取材はたくさんしました。けれど、最も優先すべきは生活情報でした。他社に比べて、取材したものをなかなか映像として出せませんでした。歯がゆさ、ジレンマはありましたね。
■大変な経験から学んだことは?
ボランティアというものは「何か他のことをする」と思われがちだけれど、そうではないんじゃないかと思うようになった。先生が炊き出しをするのではなく、板前さんが炊き出ししてくれたら、おいしい炊き出しになる。そのかわりに先生は、心のケアをしてくださったらいいのではないかと。

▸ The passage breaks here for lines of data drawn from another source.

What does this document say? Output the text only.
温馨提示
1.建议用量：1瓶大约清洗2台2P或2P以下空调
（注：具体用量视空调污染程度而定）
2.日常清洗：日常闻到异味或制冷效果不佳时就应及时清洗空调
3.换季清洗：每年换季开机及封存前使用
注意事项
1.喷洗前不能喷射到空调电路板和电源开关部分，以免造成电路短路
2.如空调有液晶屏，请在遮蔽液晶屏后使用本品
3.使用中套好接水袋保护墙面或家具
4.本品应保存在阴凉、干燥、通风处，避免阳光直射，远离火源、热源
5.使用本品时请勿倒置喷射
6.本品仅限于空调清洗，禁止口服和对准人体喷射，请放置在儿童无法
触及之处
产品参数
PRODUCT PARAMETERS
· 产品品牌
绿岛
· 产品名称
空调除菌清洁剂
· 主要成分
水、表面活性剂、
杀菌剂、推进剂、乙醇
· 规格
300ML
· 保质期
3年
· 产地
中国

普段の仕事も、もっと社会と、一人ひとりと関わっているということを考えると、また違った放送ができるのではないかなと思うようになりました。
■川柳に応募!
自分なりに、震災を表現してみようと思いました。ちょうど川柳の募集をされまして、応募しました。今までに川柳を作ったことはありませんでした。
「冬の雲 仮設の窓に チマチョゴリ」
在日の方の取材をさせてもらった時に、部屋にすごく鮮やかなチマチョゴリがかけてあったんです。震災、被災ということを実感したのが、強烈な記憶に残っていまして、川柳を作ったものです。今も川柳を作っています。
■これから・・・
新しく入ってきた新入社員には、震災当時の映像を見せたりしています。当時のことをいろんな方法で知ってほしいなと思います。メディアは、発信し続けることだと思います。
地域でも、お祭りや催しで、「災害」というものひとつの目線で、やわらかいタッチでいいので、入られたらコミュニティが変わっていくのではないかと思いますね。
具体的に何か動いていくことで、新しいコミュニティができると思います。
新しい時代の、新しいメディアを十分に活用して、世界中に発信してもらいたいですね。発信しているということを「やってるよ」ということも伝えてほしいですね。